Presiden Prabowo Subianto secara resmi menyerahkan sejumlah alat utama sistem persenjataan (alutsista) baru ke Markas Besar TNI pada Senin, 18 Mei 2026. Alutsista tersebut akan digunakan oleh jajaran TNI Angkatan Udara untuk memperkuat pertahanan udara nasional.
Daftar Alutsista Baru
Alutsista baru yang diserahkan meliputi enam pesawat tempur Dassault Rafale, satu pesawat angkut Airbus A400M, empat unit pesawat Dassault Falcon 8x, rudal Meteor (Air to Air Beyond Visual Range), Smart Weapon AASM Hammer, dan Radar GCI GM403. Berikut spesifikasi dan kemampuan masing-masing:
Dassault Rafale
Pesawat tempur generasi 4,5 ini memiliki panjang 10,30 meter, rentang sayap 10,90 meter, dan tinggi 5,30 meter. Dengan mesin Snecma M88, Rafale mampu melesat hingga kecepatan maksimum Mach 1,8 dan mencapai ketinggian 50.000 kaki. Pesawat ini dapat membawa senjata seberat 9.500 kilogram yang ditempatkan di 14 titik cantelan. Pemerintah membeli total 42 unit, dan enam unit pertama kini ditempatkan di Skadron 12 Lanud Roesmin Nurjadin, Pekanbaru, Riau.
Airbus A400M
Pesawat angkut terbesar di Indonesia ini memiliki ruang kargo seluas 340 meter persegi dengan area penampang 4x4 meter. Kapasitas muatan mencapai 47 ton, mampu membawa 166 personel atau berbagai kendaraan taktis. Didukung empat mesin turboprop Europrop International TP400-D6 (masing-masing 10.838 HP), pesawat ini terbang dengan kecepatan maksimum 0,72 Mach (sekitar 780 km/jam), mencapai ketinggian 40.000 kaki, dan menjangkau jarak hingga 8.900 km. A400M berperan penting dalam misi kemanusiaan, seperti pengiriman logistik bencana dan evakuasi, serta operasi militer seperti terjun payung dan pengangkutan rantis.
Dassault Falcon 8x
Pesawat jet bisnis jarak jauh ini berasal dari pabrikan yang sama dengan Rafale, yakni Dassault Aviation Prancis. Dengan mesin 3 x Pratt & Whitney Canada PW307D, Falcon 8x mampu terbang tanpa henti sejauh 11.945 kilometer dengan kecepatan maksimal 0,80 Mach. Pesawat berkapasitas 13 hingga 16 penumpang ini akan digunakan untuk keperluan transportasi VIP atau misi khusus.
Rudal Meteor (Air to Air Beyond Visual Range)
Rudal ini dirancang untuk ditempelkan pada jet tempur Rafale.

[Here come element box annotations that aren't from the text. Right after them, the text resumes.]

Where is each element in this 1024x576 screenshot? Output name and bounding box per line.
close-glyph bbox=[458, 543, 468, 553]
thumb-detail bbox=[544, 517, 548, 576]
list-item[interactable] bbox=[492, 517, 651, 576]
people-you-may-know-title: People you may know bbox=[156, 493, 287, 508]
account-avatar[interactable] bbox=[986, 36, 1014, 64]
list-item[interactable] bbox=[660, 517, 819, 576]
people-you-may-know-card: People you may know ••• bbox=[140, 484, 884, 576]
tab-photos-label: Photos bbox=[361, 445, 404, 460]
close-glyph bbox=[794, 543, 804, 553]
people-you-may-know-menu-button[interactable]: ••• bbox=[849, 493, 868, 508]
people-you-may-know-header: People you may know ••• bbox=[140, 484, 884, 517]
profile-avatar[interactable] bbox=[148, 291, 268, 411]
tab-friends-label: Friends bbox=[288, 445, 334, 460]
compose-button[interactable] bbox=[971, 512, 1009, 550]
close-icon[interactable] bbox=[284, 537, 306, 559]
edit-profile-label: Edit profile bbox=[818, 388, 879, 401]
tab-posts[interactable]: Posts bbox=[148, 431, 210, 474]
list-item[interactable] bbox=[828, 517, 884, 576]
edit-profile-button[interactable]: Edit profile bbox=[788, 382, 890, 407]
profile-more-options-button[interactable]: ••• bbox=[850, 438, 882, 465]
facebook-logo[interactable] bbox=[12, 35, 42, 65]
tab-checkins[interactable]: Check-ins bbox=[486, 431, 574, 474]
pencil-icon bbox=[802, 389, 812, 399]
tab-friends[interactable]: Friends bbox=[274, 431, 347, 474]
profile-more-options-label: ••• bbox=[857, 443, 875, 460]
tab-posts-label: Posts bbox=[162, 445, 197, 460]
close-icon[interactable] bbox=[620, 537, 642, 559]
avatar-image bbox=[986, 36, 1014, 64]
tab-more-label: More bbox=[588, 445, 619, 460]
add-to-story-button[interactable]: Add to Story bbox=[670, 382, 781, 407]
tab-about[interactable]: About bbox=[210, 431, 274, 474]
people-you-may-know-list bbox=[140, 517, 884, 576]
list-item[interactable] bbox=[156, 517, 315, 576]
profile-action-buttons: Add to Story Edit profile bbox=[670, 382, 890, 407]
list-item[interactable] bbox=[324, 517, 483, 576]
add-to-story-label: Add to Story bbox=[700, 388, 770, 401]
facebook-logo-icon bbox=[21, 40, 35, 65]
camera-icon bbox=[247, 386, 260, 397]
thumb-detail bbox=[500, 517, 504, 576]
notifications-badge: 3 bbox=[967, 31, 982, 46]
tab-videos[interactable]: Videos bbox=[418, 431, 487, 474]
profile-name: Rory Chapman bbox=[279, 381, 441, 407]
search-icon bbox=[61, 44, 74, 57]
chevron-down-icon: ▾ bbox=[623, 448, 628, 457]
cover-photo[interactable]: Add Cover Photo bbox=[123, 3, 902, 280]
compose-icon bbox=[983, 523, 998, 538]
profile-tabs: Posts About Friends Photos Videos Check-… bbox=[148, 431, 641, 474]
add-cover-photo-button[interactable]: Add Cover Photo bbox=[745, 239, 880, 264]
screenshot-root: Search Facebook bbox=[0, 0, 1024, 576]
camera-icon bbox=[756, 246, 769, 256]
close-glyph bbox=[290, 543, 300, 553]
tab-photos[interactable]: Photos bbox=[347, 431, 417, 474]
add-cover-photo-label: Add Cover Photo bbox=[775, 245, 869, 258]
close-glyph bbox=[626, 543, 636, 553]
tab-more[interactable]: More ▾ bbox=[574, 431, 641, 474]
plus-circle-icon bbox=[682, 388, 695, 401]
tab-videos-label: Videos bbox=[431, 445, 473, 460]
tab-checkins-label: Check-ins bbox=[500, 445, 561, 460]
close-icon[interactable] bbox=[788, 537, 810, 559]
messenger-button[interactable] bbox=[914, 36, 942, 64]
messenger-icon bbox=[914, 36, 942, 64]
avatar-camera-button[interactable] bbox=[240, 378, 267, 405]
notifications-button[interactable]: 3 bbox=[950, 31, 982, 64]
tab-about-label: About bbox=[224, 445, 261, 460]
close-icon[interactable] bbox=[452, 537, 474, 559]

Dengan jangkauan hingga 200 kilometer, Meteor dilengkapi mesin Variable Flow Ducted Ramjet (VFDR) yang mempertahankan kecepatan supersonik tinggi, memberikan kemampuan menghancurkan target udara jarak jauh dengan presisi.
Smart Weapon AASM Hammer
Rudal buatan Safran Group, Prancis, ini khusus untuk menghancurkan target di darat atau laut. Terdiri dari kit pemandu dan pendorong roket yang dipasang pada bom standar, AASM Hammer memiliki kemampuan luncur jarak jauh dan presisi tinggi dengan sistem fire and forget. Jangkauannya lebih dari 50-70 km dari ketinggian, dan sekitar 15 km jika diluncurkan dari ketinggian rendah.
Radar GCI GM403
Berdasarkan situs resmi Kementerian Pertahanan, Radar GCI GM403 berfungsi sebagai sistem deteksi dini pertahanan udara. Dilengkapi Active Electronically Scanned Array (AESA), radar ini mampu mengawasi, mengidentifikasi, dan melacak pergerakan pesawat serta objek udara asing secara real time. Dengan jangkauan hingga 450 km, GM403 memberikan pengawalan pada pesawat pencegat maupun pesawat buru sergap dalam menjalankan misinya.